Dictionary of National Biography, 1885-1900/Thellusson, Peter
THELLUSSON, PETER (1737–1797), merchant, born in Paris on 27 June 1737, was the third son of Isaac de Thellusson (1690–1770), resident envoy of Geneva at the court of France, by his wife Sarah, daughter of Abraham le Boullen. The family of Thellusson was of French origin, but took refuge at Geneva after the massacre of St. Bartholomew in 1572. Isaac's second son, George, founded a banking house in Paris, in which Necker, the financier, commenced his career as a clerk, and in which he afterwards became junior partner. Peter Thellusson came to England in 1762, was naturalised by act of parliament in the same year, and established his head office in Philpot Lane, London. Originally he acted as agent for Messrs. Vandenyver et Cie, of Amsterdam and Paris, and other great commercial houses of Paris. Afterwards engaging in business on his own account, he traded chiefly with the West Indies, where he acquired large estates. He eventually amassed a considerable fortune, and, among other landed property, purchased the estate of Brodsworth in Yorkshire. He died on 21 July 1797 at his seat at Plaistow, near Bromley in Kent. On 6 Jan. 1761 he married Ann, second daughter of Matthew Woodford of Southampton, by whom he had three sons and three daughters. His eldest son, Peter Isaac Thellusson (1761–1808), was on 1 Feb. 1806 created Baron Rendlesham in the Irish peerage.

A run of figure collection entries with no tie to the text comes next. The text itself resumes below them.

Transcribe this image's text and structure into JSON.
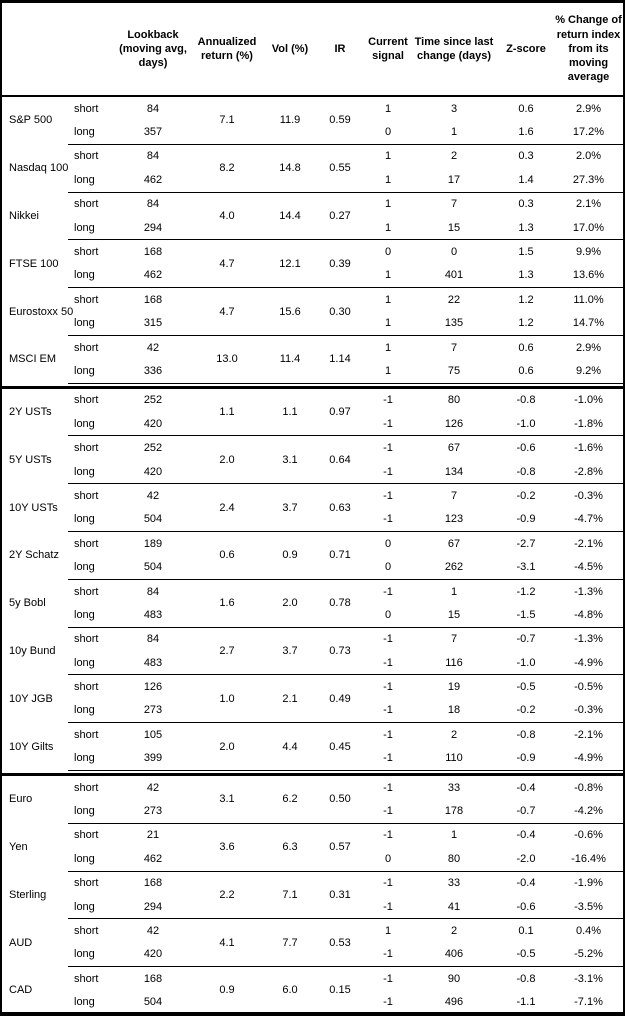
{
  "table": {
    "headers": {
      "asset": "",
      "leg": "",
      "lookback": "Lookback (moving avg, days)",
      "annualized_return": "Annualized return (%)",
      "vol": "Vol (%)",
      "ir": "IR",
      "current_signal": "Current signal",
      "time_since_change": "Time since last change (days)",
      "z_score": "Z-score",
      "pct_change": "% Change of return index from its moving average"
    },
    "sections": [
      {
        "groups": [
          {
            "asset": "S&P 500",
            "annualized_return": "7.1",
            "vol": "11.9",
            "ir": "0.59",
            "rows": [
              {
                "leg": "short",
                "lookback": "84",
                "signal": "1",
                "time": "3",
                "z": "0.6",
                "pct": "2.9%"
              },
              {
                "leg": "long",
                "lookback": "357",
                "signal": "0",
                "time": "1",
                "z": "1.6",
                "pct": "17.2%"
              }
            ]
          },
          {
            "asset": "Nasdaq 100",
            "annualized_return": "8.2",
            "vol": "14.8",
            "ir": "0.55",
            "rows": [
              {
                "leg": "short",
                "lookback": "84",
                "signal": "1",
                "time": "2",
                "z": "0.3",
                "pct": "2.0%"
              },
              {
                "leg": "long",
                "lookback": "462",
                "signal": "1",
                "time": "17",
                "z": "1.4",
                "pct": "27.3%"
              }
            ]
          },
          {
            "asset": "Nikkei",
            "annualized_return": "4.0",
            "vol": "14.4",
            "ir": "0.27",
            "rows": [
              {
                "leg": "short",
                "lookback": "84",
                "signal": "1",
                "time": "7",
                "z": "0.3",
                "pct": "2.1%"
              },
              {
                "leg": "long",
                "lookback": "294",
                "signal": "1",
                "time": "15",
                "z": "1.3",
                "pct": "17.0%"
              }
            ]
          },
          {
            "asset": "FTSE 100",
            "annualized_return": "4.7",
            "vol": "12.1",
            "ir": "0.39",
            "rows": [
              {
                "leg": "short",
                "lookback": "168",
                "signal": "0",
                "time": "0",
                "z": "1.5",
                "pct": "9.9%"
              },
              {
                "leg": "long",
                "lookback": "462",
                "signal": "1",
                "time": "401",
                "z": "1.3",
                "pct": "13.6%"
              }
            ]
          },
          {
            "asset": "Eurostoxx 50",
            "annualized_return": "4.7",
            "vol": "15.6",
            "ir": "0.30",
            "rows": [
              {
                "leg": "short",
                "lookback": "168",
                "signal": "1",
                "time": "22",
                "z": "1.2",
                "pct": "11.0%"
              },
              {
                "leg": "long",
                "lookback": "315",
                "signal": "1",
                "time": "135",
                "z": "1.2",
                "pct": "14.7%"
              }
            ]
          },
          {
            "asset": "MSCI EM",
            "annualized_return": "13.0",
            "vol": "11.4",
            "ir": "1.14",
            "rows": [
              {
                "leg": "short",
                "lookback": "42",
                "signal": "1",
                "time": "7",
                "z": "0.6",
                "pct": "2.9%"
              },
              {
                "leg": "long",
                "lookback": "336",
                "signal": "1",
                "time": "75",
                "z": "0.6",
                "pct": "9.2%"
              }
            ]
          }
        ]
      },
      {
        "groups": [
          {
            "asset": "2Y USTs",
            "annualized_return": "1.1",
            "vol": "1.1",
            "ir": "0.97",
            "rows": [
              {
                "leg": "short",
                "lookback": "252",
                "signal": "-1",
                "time": "80",
                "z": "-0.8",
                "pct": "-1.0%"
              },
              {
                "leg": "long",
                "lookback": "420",
                "signal": "-1",
                "time": "126",
                "z": "-1.0",
                "pct": "-1.8%"
              }
            ]
          },
          {
            "asset": "5Y USTs",
            "annualized_return": "2.0",
            "vol": "3.1",
            "ir": "0.64",
            "rows": [
              {
                "leg": "short",
                "lookback": "252",
                "signal": "-1",
                "time": "67",
                "z": "-0.6",
                "pct": "-1.6%"
              },
              {
                "leg": "long",
                "lookback": "420",
                "signal": "-1",
                "time": "134",
                "z": "-0.8",
                "pct": "-2.8%"
              }
            ]
          },
          {
            "asset": "10Y USTs",
            "annualized_return": "2.4",
            "vol": "3.7",
            "ir": "0.63",
            "rows": [
              {
                "leg": "short",
                "lookback": "42",
                "signal": "-1",
                "time": "7",
                "z": "-0.2",
                "pct": "-0.3%"
              },
              {
                "leg": "long",
                "lookback": "504",
                "signal": "-1",
                "time": "123",
                "z": "-0.9",
                "pct": "-4.7%"
              }
            ]
          },
          {
            "asset": "2Y Schatz",
            "annualized_return": "0.6",
            "vol": "0.9",
            "ir": "0.71",
            "rows": [
              {
                "leg": "short",
                "lookback": "189",
                "signal": "0",
                "time": "67",
                "z": "-2.7",
                "pct": "-2.1%"
              },
              {
                "leg": "long",
                "lookback": "504",
                "signal": "0",
                "time": "262",
                "z": "-3.1",
                "pct": "-4.5%"
              }
            ]
          },
          {
            "asset": "5y Bobl",
            "annualized_return": "1.6",
            "vol": "2.0",
            "ir": "0.78",
            "rows": [
              {
                "leg": "short",
                "lookback": "84",
                "signal": "-1",
                "time": "1",
                "z": "-1.2",
                "pct": "-1.3%"
              },
              {
                "leg": "long",
                "lookback": "483",
                "signal": "0",
                "time": "15",
                "z": "-1.5",
                "pct": "-4.8%"
              }
            ]
          },
          {
            "asset": "10y Bund",
            "annualized_return": "2.7",
            "vol": "3.7",
            "ir": "0.73",
            "rows": [
              {
                "leg": "short",
                "lookback": "84",
                "signal": "-1",
                "time": "7",
                "z": "-0.7",
                "pct": "-1.3%"
              },
              {
                "leg": "long",
                "lookback": "483",
                "signal": "-1",
                "time": "116",
                "z": "-1.0",
                "pct": "-4.9%"
              }
            ]
          },
          {
            "asset": "10Y JGB",
            "annualized_return": "1.0",
            "vol": "2.1",
            "ir": "0.49",
            "rows": [
              {
                "leg": "short",
                "lookback": "126",
                "signal": "-1",
                "time": "19",
                "z": "-0.5",
                "pct": "-0.5%"
              },
              {
                "leg": "long",
                "lookback": "273",
                "signal": "-1",
                "time": "18",
                "z": "-0.2",
                "pct": "-0.3%"
              }
            ]
          },
          {
            "asset": "10Y Gilts",
            "annualized_return": "2.0",
            "vol": "4.4",
            "ir": "0.45",
            "rows": [
              {
                "leg": "short",
                "lookback": "105",
                "signal": "-1",
                "time": "2",
                "z": "-0.8",
                "pct": "-2.1%"
              },
              {
                "leg": "long",
                "lookback": "399",
                "signal": "-1",
                "time": "110",
                "z": "-0.9",
                "pct": "-4.9%"
              }
            ]
          }
        ]
      },
      {
        "groups": [
          {
            "asset": "Euro",
            "annualized_return": "3.1",
            "vol": "6.2",
            "ir": "0.50",
            "rows": [
              {
                "leg": "short",
                "lookback": "42",
                "signal": "-1",
                "time": "33",
                "z": "-0.4",
                "pct": "-0.8%"
              },
              {
                "leg": "long",
                "lookback": "273",
                "signal": "-1",
                "time": "178",
                "z": "-0.7",
                "pct": "-4.2%"
              }
            ]
          },
          {
            "asset": "Yen",
            "annualized_return": "3.6",
            "vol": "6.3",
            "ir": "0.57",
            "rows": [
              {
                "leg": "short",
                "lookback": "21",
                "signal": "-1",
                "time": "1",
                "z": "-0.4",
                "pct": "-0.6%"
              },
              {
                "leg": "long",
                "lookback": "462",
                "signal": "0",
                "time": "80",
                "z": "-2.0",
                "pct": "-16.4%"
              }
            ]
          },
          {
            "asset": "Sterling",
            "annualized_return": "2.2",
            "vol": "7.1",
            "ir": "0.31",
            "rows": [
              {
                "leg": "short",
                "lookback": "168",
                "signal": "-1",
                "time": "33",
                "z": "-0.4",
                "pct": "-1.9%"
              },
              {
                "leg": "long",
                "lookback": "294",
                "signal": "-1",
                "time": "41",
                "z": "-0.6",
                "pct": "-3.5%"
              }
            ]
          },
          {
            "asset": "AUD",
            "annualized_return": "4.1",
            "vol": "7.7",
            "ir": "0.53",
            "rows": [
              {
                "leg": "short",
                "lookback": "42",
                "signal": "1",
                "time": "2",
                "z": "0.1",
                "pct": "0.4%"
              },
              {
                "leg": "long",
                "lookback": "420",
                "signal": "-1",
                "time": "406",
                "z": "-0.5",
                "pct": "-5.2%"
              }
            ]
          },
          {
            "asset": "CAD",
            "annualized_return": "0.9",
            "vol": "6.0",
            "ir": "0.15",
            "rows": [
              {
                "leg": "short",
                "lookback": "168",
                "signal": "-1",
                "time": "90",
                "z": "-0.8",
                "pct": "-3.1%"
              },
              {
                "leg": "long",
                "lookback": "504",
                "signal": "-1",
                "time": "496",
                "z": "-1.1",
                "pct": "-7.1%"
              }
            ]
          }
        ]
      }
    ]
  }
}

By his will, dated 2 April 1796, Thellusson left 100,000l. to his wife and children. The remainder of his fortune, valued at 600,000l. or 800,000l., he assigned to trustees to accumulate during the lives of his sons and sons' sons, and of their issue existing at the time of his death. On the death of the last survivor the estate was to be divided equally among the ‘eldest male lineal descendants of his three sons then living.’ If there were no heir, the property was to go to the extinction of the national debt. At the time of Thellusson's death he had no great-grandchildren, and in consequence the trust was limited to the life of two generations. The will was generally stigmatised as absurd, and the family endeavoured to get it set aside. On 20 April 1799 the lord chancellor, Alexander Wedderburn, lord Loughborough [q. v.], pronounced the will valid, and his decision was confirmed by the House of Lords on 25 June 1805. As it was calculated that the accumulation might reach 140,000,000l., the will was regarded by some as a peril to the country, and an act was passed in 1800 prohibiting similar schemes of bequest. A second lawsuit as to the actual heirs arose in 1856, when Charles Thellusson, the last grandson, died at Brighton on 25 Feb. It was decided in the House of Lords on 9 June 1859. As George Woodford, Peter's second son, had no issue, the estate was divided between Frederick William Brook Thellusson, lord Rendlesham, and Charles Sabine Augustus Thellusson, grandson of Charles Thellusson, the third son of Peter. In consequence of mismanagement and the costs of litigation, they succeeded to only a comparatively moderate fortune.[Agnew's Protestant Exiles from France, 1886, ii. 381; Gent. Mag. 1797 ii. 624, 708, 747, 1798, ii. 1082, 1832 ii. 176; Annual Register 1797, Chron. p. 148, 1859 Chron. p. 333; Hunter's Deanery of Doncaster, i. 317; Lodge's Genealogy of Peerage and Baronage, 1859, p. 452; G. E. C[okayne]'s Peerage, vi. 337; Burke's Peerage, s. v. ‘Rendlesham;’ De Lolme's General Observations occasioned by the last Will of Peter Thellusson, 1798; Notes and Queries, 8th ser. xii. 183, 253, 489; Law Times, 1859, Reports, pp. 379–83; Observations upon the Will of Peter Thellusson; Vesey's Case upon the Will of Peter Thellusson, 1800; Hargrave's Treatise upon the Thellusson Act, 1842.]